One of the authors of the pesticides and children study also expresses surprise at the relatively mild response to the NAS report in recent days.

"The initial attention to the report has been deliberative, not inflammatory," says Donald R. Mattison, dean of the Graduate School of Health at the University of Pittsburgh and vice-chair of the committee that compiled the NAS report. "There has been an understanding that what we are talking about is moving forward with the regulatory process. This is a change that couldn't exist (in the political climate of) a decade ago. Our report draws together issues that need to be (addressed)."

There have been some dissenters who claim too much is being read into a lengthy study that, in essence, calls for yet more studies to better learn about children's diets and their resulting pesticide exposure.

"This report may be viewed as an indictment of the safety of the food supply and that is inappropriate," says Carl K. Winter, a UC Davis toxicologist and director of the school's FoodSafe program. "At no point does the NAS report say, 'reduce pesticide use.' That is more of a (political) issue than a (scientific) issue."

Winter says that current science is uncertain when it comes to determining the actual threat posed to infants, children or adults from minuscule amounts of pesticide residue in food. For instance, the NAS report says that current residue data is of "limited value.

"There will always be uncertainty and we will always be able to take issue with the adequacy of the data (about exposure to chemical residues in food). I don't expect that to change even as the data improves.

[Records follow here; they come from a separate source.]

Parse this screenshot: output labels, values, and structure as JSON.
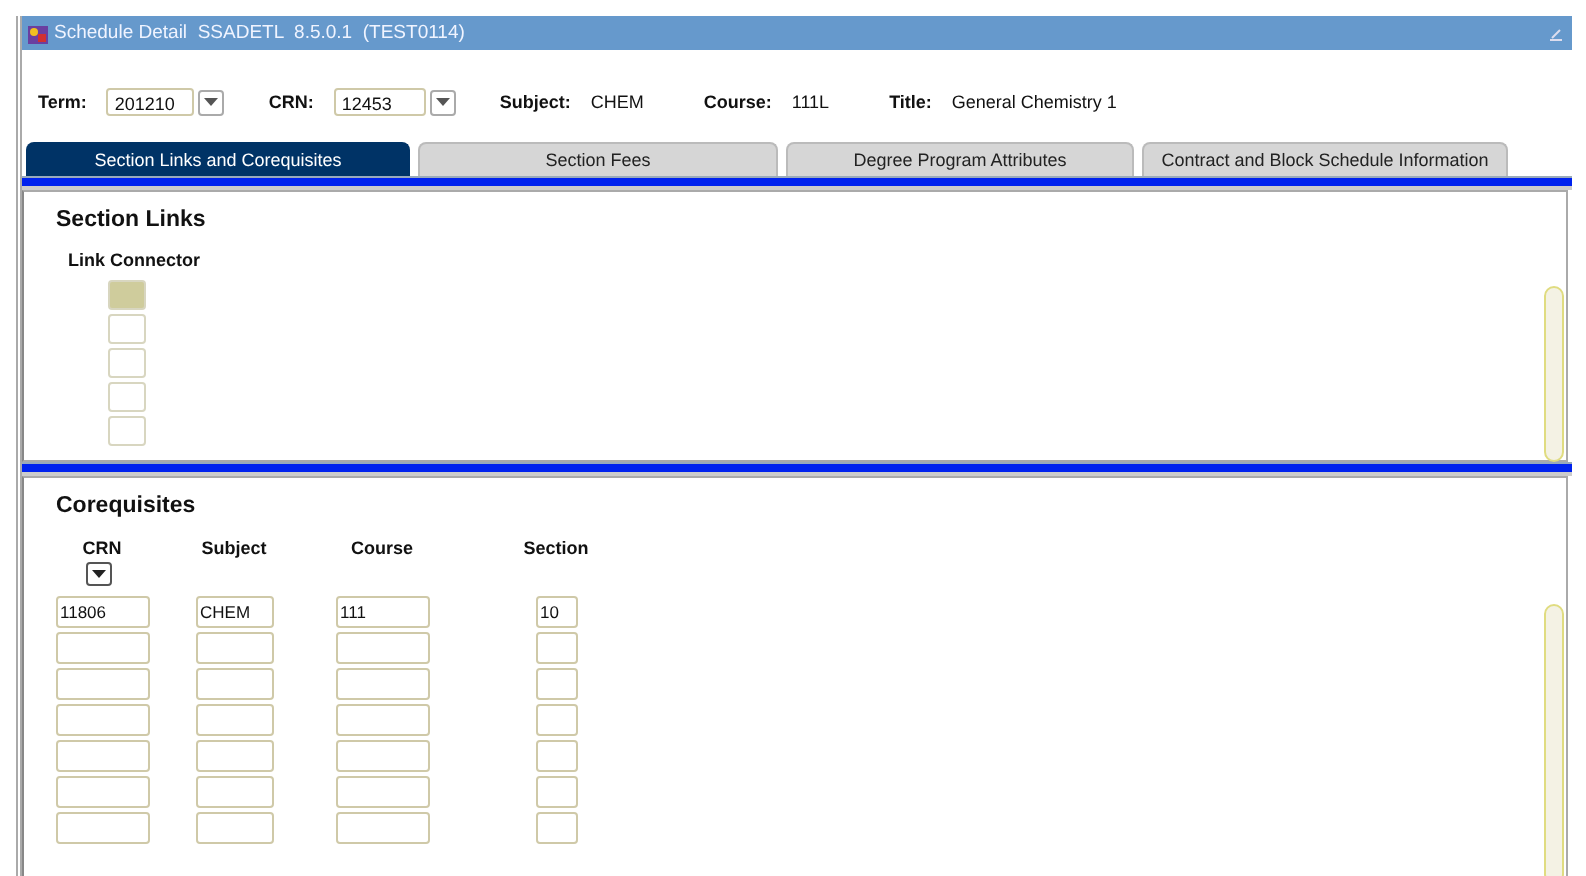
{
  "window": {
    "title": "Schedule Detail  SSADETL  8.5.0.1  (TEST0114)"
  },
  "key_block": {
    "term_label": "Term:",
    "term": "201210",
    "crn_label": "CRN:",
    "crn": "12453",
    "subject_label": "Subject:",
    "subject": "CHEM",
    "course_label": "Course:",
    "course": "111L",
    "title_label": "Title:",
    "title": "General Chemistry 1"
  },
  "tabs": [
    {
      "label": "Section Links and Corequisites",
      "selected": true
    },
    {
      "label": "Section Fees",
      "selected": false
    },
    {
      "label": "Degree Program Attributes",
      "selected": false
    },
    {
      "label": "Contract and Block Schedule Information",
      "selected": false
    }
  ],
  "section_links": {
    "heading": "Section Links",
    "column": "Link Connector",
    "rows": [
      {
        "selected": true
      },
      {
        "selected": false
      },
      {
        "selected": false
      },
      {
        "selected": false
      },
      {
        "selected": false
      }
    ]
  },
  "corequisites": {
    "heading": "Corequisites",
    "columns": [
      "CRN",
      "Subject",
      "Course",
      "Section"
    ],
    "rows": [
      {
        "kind": "filled",
        "crn": "11806",
        "subject": "CHEM",
        "course": "111",
        "section": "10"
      },
      {
        "kind": "empty"
      },
      {
        "kind": "empty"
      },
      {
        "kind": "empty"
      },
      {
        "kind": "empty"
      },
      {
        "kind": "empty"
      },
      {
        "kind": "empty"
      }
    ]
  }
}
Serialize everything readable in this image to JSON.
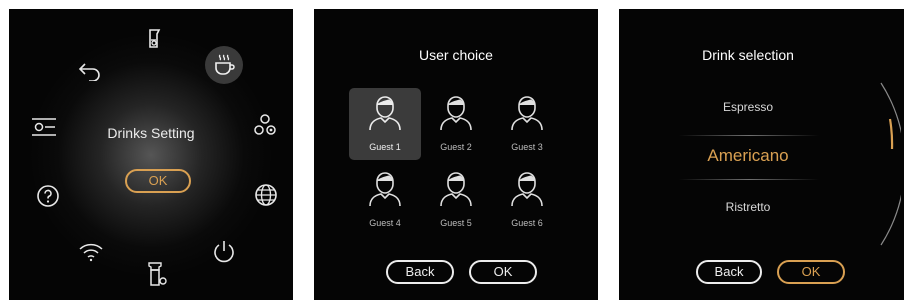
{
  "screens": {
    "drinks_setting": {
      "center_label": "Drinks Setting",
      "ok_label": "OK",
      "icons": [
        "back-arrow-icon",
        "milk-jug-icon",
        "coffee-cup-icon",
        "settings-slider-icon",
        "beans-icon",
        "help-icon",
        "globe-icon",
        "wifi-icon",
        "milk-container-icon",
        "power-icon"
      ],
      "selected_icon": "coffee-cup-icon"
    },
    "user_choice": {
      "title": "User choice",
      "guests": [
        {
          "label": "Guest 1",
          "selected": true
        },
        {
          "label": "Guest 2",
          "selected": false
        },
        {
          "label": "Guest 3",
          "selected": false
        },
        {
          "label": "Guest 4",
          "selected": false
        },
        {
          "label": "Guest 5",
          "selected": false
        },
        {
          "label": "Guest 6",
          "selected": false
        }
      ],
      "back_label": "Back",
      "ok_label": "OK"
    },
    "drink_selection": {
      "title": "Drink selection",
      "options": [
        "Espresso",
        "Americano",
        "Ristretto"
      ],
      "selected": "Americano",
      "back_label": "Back",
      "ok_label": "OK"
    }
  },
  "colors": {
    "accent": "#d9a052",
    "background": "#050505",
    "text": "#ececec"
  }
}
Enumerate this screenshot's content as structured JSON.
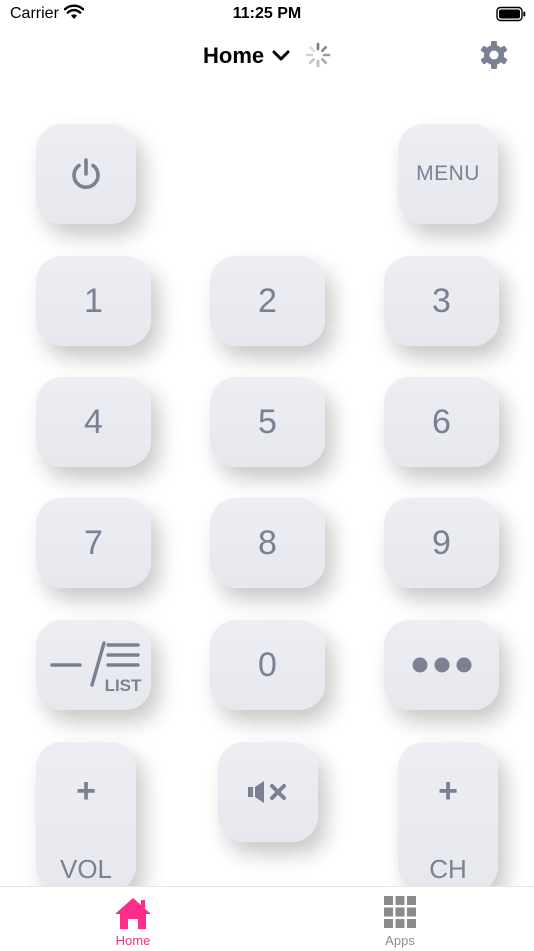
{
  "status_bar": {
    "carrier": "Carrier",
    "time": "11:25 PM"
  },
  "header": {
    "title": "Home"
  },
  "remote": {
    "menu_label": "MENU",
    "digits": [
      "1",
      "2",
      "3",
      "4",
      "5",
      "6",
      "7",
      "8",
      "9",
      "0"
    ],
    "list_label": "LIST",
    "vol_plus": "+",
    "vol_label": "VOL",
    "ch_plus": "+",
    "ch_label": "CH"
  },
  "tabs": [
    {
      "label": "Home",
      "active": true
    },
    {
      "label": "Apps",
      "active": false
    }
  ],
  "colors": {
    "accent": "#ff2d8a",
    "button": "#e9ebf0",
    "button_text": "#7b8193",
    "inactive_tab": "#8c8c8c"
  },
  "icons": {
    "status": [
      "wifi-icon",
      "battery-icon"
    ],
    "header": [
      "chevron-down-icon",
      "spinner-icon",
      "gear-icon"
    ],
    "remote": [
      "power-icon",
      "mute-icon",
      "more-dots-icon"
    ],
    "tabs": [
      "home-icon",
      "apps-grid-icon"
    ]
  }
}
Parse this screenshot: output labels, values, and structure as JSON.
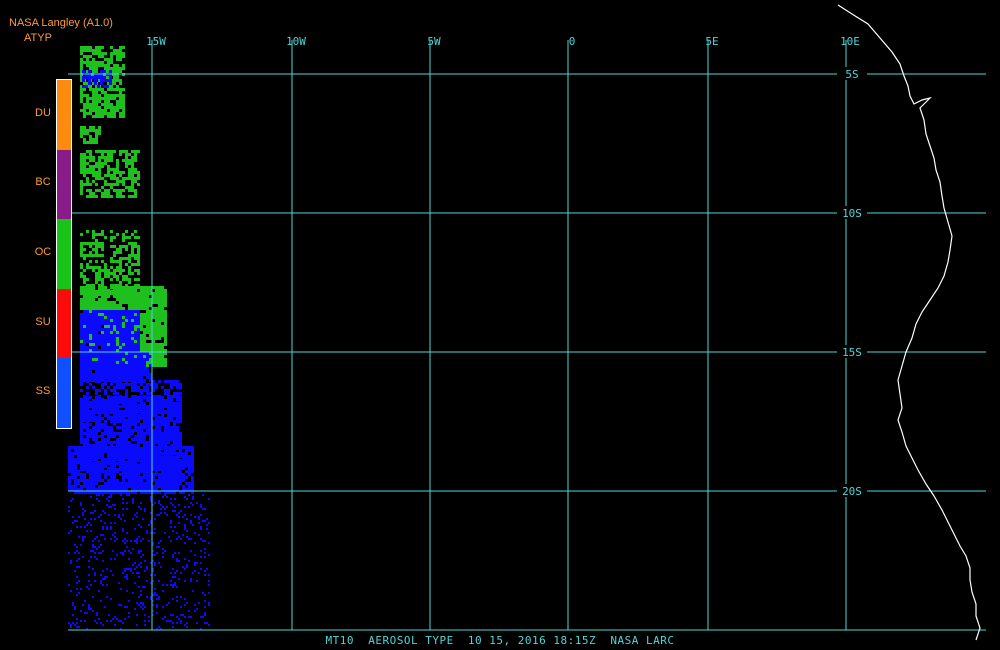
{
  "header": {
    "source": "NASA Langley (A1.0)",
    "product": "ATYP"
  },
  "colors": {
    "background": "#000000",
    "grid": "#4fd6d6",
    "coast": "#ffffff",
    "header_text": "#ff9a3c",
    "DU": "#ff8a10",
    "BC": "#8a1c8a",
    "OC": "#18c418",
    "SU": "#ff0a0a",
    "SS": "#1050ff",
    "map_blue": "#0a0aff",
    "map_green": "#1ec01e"
  },
  "legend": {
    "items": [
      {
        "code": "DU",
        "color": "#ff8a10"
      },
      {
        "code": "BC",
        "color": "#8a1c8a"
      },
      {
        "code": "OC",
        "color": "#18c418"
      },
      {
        "code": "SU",
        "color": "#ff0a0a"
      },
      {
        "code": "SS",
        "color": "#1050ff"
      }
    ]
  },
  "map": {
    "lon_labels": [
      "15W",
      "10W",
      "5W",
      "0",
      "5E",
      "10E"
    ],
    "lat_labels": [
      "5S",
      "10S",
      "15S",
      "20S"
    ],
    "lon_range": [
      -18,
      15
    ],
    "lat_range": [
      -25,
      -3
    ]
  },
  "footer": "MT10  AEROSOL TYPE  10 15, 2016 18:15Z  NASA LARC"
}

"The health benefits of a diet with liberal amounts of fruits and vegetables far outweighs the theoretical risk of cancer from residues," he continues. "The NAS report sends a strong message to the Environmental Protection Agency and Congress that if we are going to take residues in the food supply seriously then we need to make alterations in the way we assess these risks (because the information on the subject now is inadequate)."

Agricultural consultant Benbrook, however, says the government does not need to have perfect science in order to make decisions or regulations involving public health.